Lo Spid di Poste diventa a pagamento, 6 euro per il servizio dal secondo anno

Lo Spid di Poste Italiane diventa a pagamento. Se il primo anno resta gratuito, a partire del secondo anno, per godere del servizio occorrerà pagare. È il contenuto della comunicazione ufficiale diramata sul sito PosteId dove compare la nota di “modifica unilaterale delle condizioni di servizio”. “Il servizio – viene specificato – rimane gratuito per il primo anno. A partire dal secondo è previsto un contributo annuale di 6 euro per la funzionalità di accesso ai servizi che espongono il logo Spid”.

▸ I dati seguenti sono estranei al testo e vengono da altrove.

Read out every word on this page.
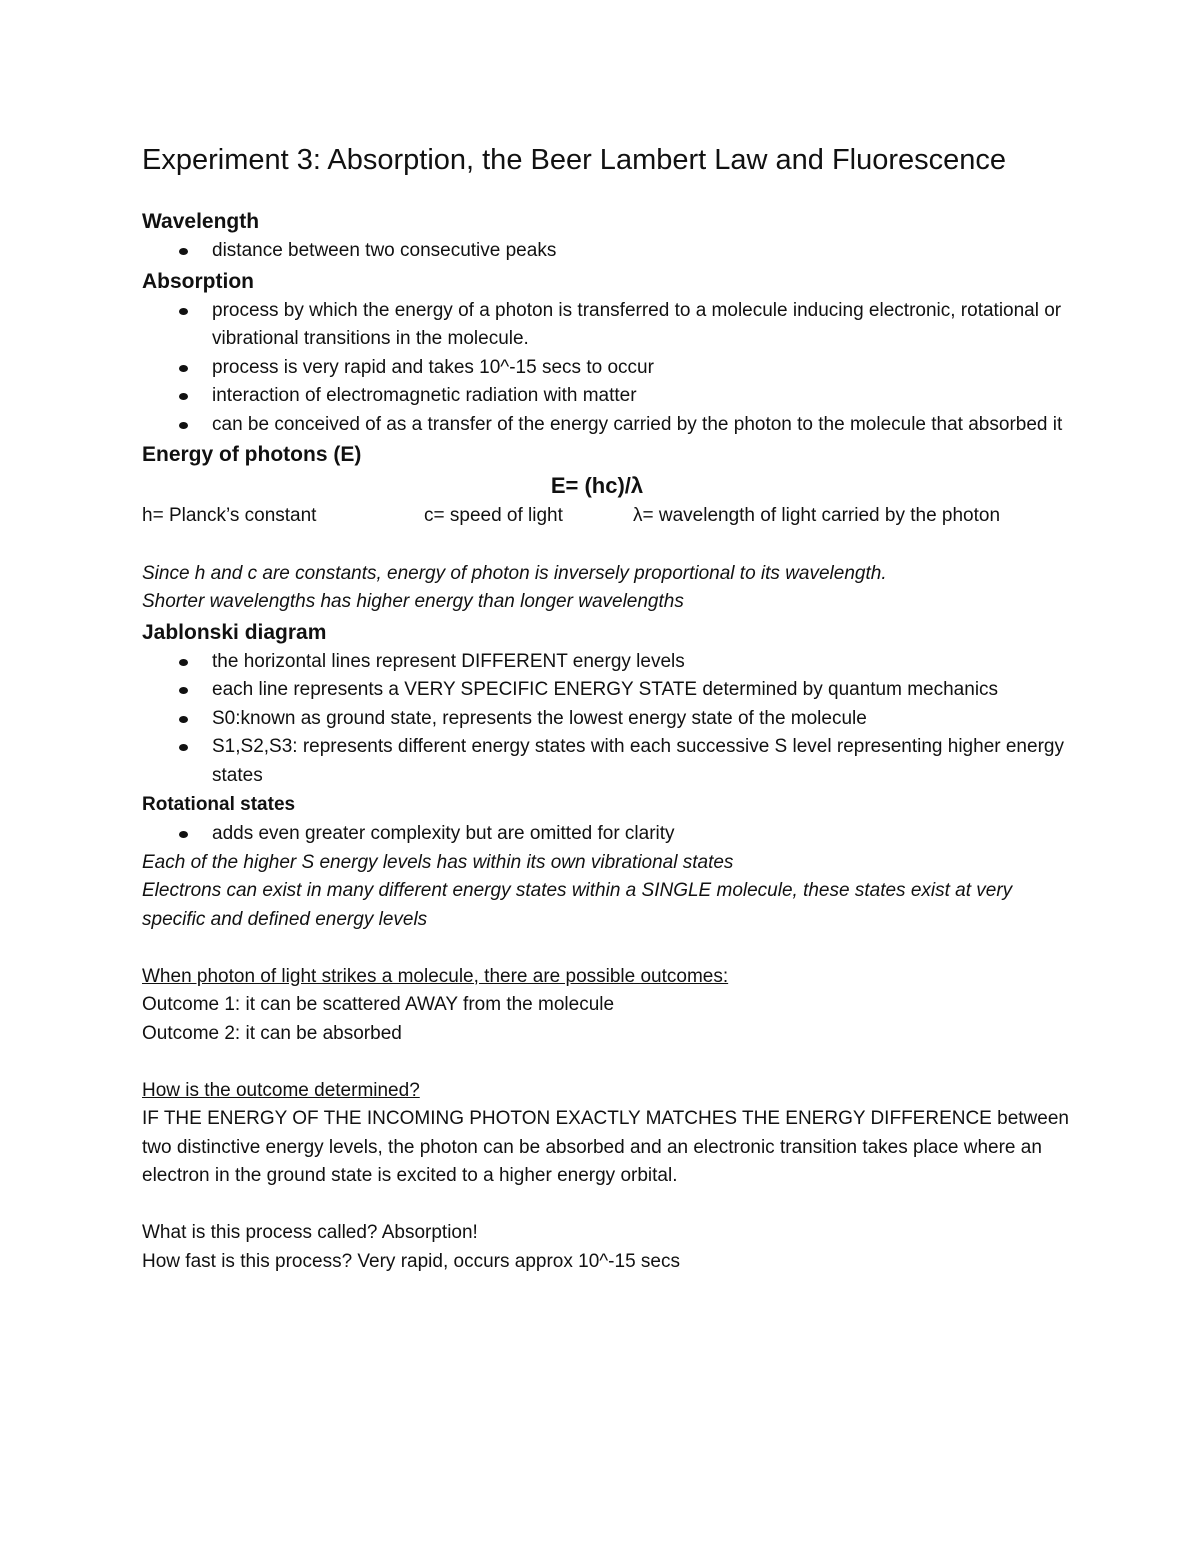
Experiment 3: Absorption, the Beer Lambert Law and Fluorescence

Wavelength

distance between two consecutive peaks

Absorption

process by which the energy of a photon is transferred to a molecule inducing electronic, rotational or vibrational transitions in the molecule.
process is very rapid and takes 10^-15 secs to occur
interaction of electromagnetic radiation with matter
can be conceived of as a transfer of the energy carried by the photon to the molecule that absorbed it

Energy of photons (E)

E= (hc)/λ

h= Planck’s constant	c= speed of light	λ= wavelength of light carried by the photon

Since h and c are constants, energy of photon is inversely proportional to its wavelength.

Shorter wavelengths has higher energy than longer wavelengths

Jablonski diagram

the horizontal lines represent DIFFERENT energy levels
each line represents a VERY SPECIFIC ENERGY STATE determined by quantum mechanics
S0:known as ground state, represents the lowest energy state of the molecule
S1,S2,S3: represents different energy states with each successive S level representing higher energy states

Rotational states

adds even greater complexity but are omitted for clarity

Each of the higher S energy levels has within its own vibrational states

Electrons can exist in many different energy states within a SINGLE molecule, these states exist at very specific and defined energy levels

When photon of light strikes a molecule, there are possible outcomes:

Outcome 1: it can be scattered AWAY from the molecule

Outcome 2: it can be absorbed

How is the outcome determined?

IF THE ENERGY OF THE INCOMING PHOTON EXACTLY MATCHES THE ENERGY DIFFERENCE between two distinctive energy levels, the photon can be absorbed and an electronic transition takes place where an electron in the ground state is excited to a higher energy orbital.

What is this process called? Absorption!

How fast is this process? Very rapid, occurs approx 10^-15 secs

Se quindi si ha lo Spid attivo da più di un anno, il servizio potrà continuare a essere usato senza interruzioni e il pagamento del canone sarà richiesto al termine dell'annualità in corso. Il versamento potrà essere effettuato online con carta dal portale posteid.poste.it oppure negli uffici postali. In quest'ultimo caso, bisognerà comunicare il proprio codice fiscale o quello del titolare dell'identità per cui si richiede il rinnovo dell'accesso. La nota di Poste precisa che non serve presentare alcun altro documento e, se si chiede il rinnovo per un'altra persona, non è necessaria la sua presenza.

Se ci si dimentica di rinnovare la funzionalità di accesso ai servizi Spid, l'identità digitale PosteID rimarrà comunque attiva per 24 mesi dall'ultimo accesso. Durante questo periodo, tuttavia, non si potrà accedere ai servizi, poiché la funzionalità di accesso risulterà temporaneamente sospesa. Ma potrà essere riattivata in qualsiasi momento effettuando il pagamento del corrispettivo annuale.

Il servizio rimane gratuito per i minorenni, per i cittadini con almeno 75 anni di età, per i residenti all'estero e per i titolari del servizio PosteId Spid ad uso professionale. Proprio con riferimento a questo cambiamento, a ottobre scorso, con il rinnovo della convenzione quinquennale per l'utilizzo dello Spid, Assocertificatori, l'Agenzia per l'Italia Digitale-AgID e il dipartimento per la Trasformazione digitale della presidenza del Consiglio dei ministri avevano aperto alla possibilità “di introdurre una valorizzazione economica della base utenti secondo logiche di mercato”.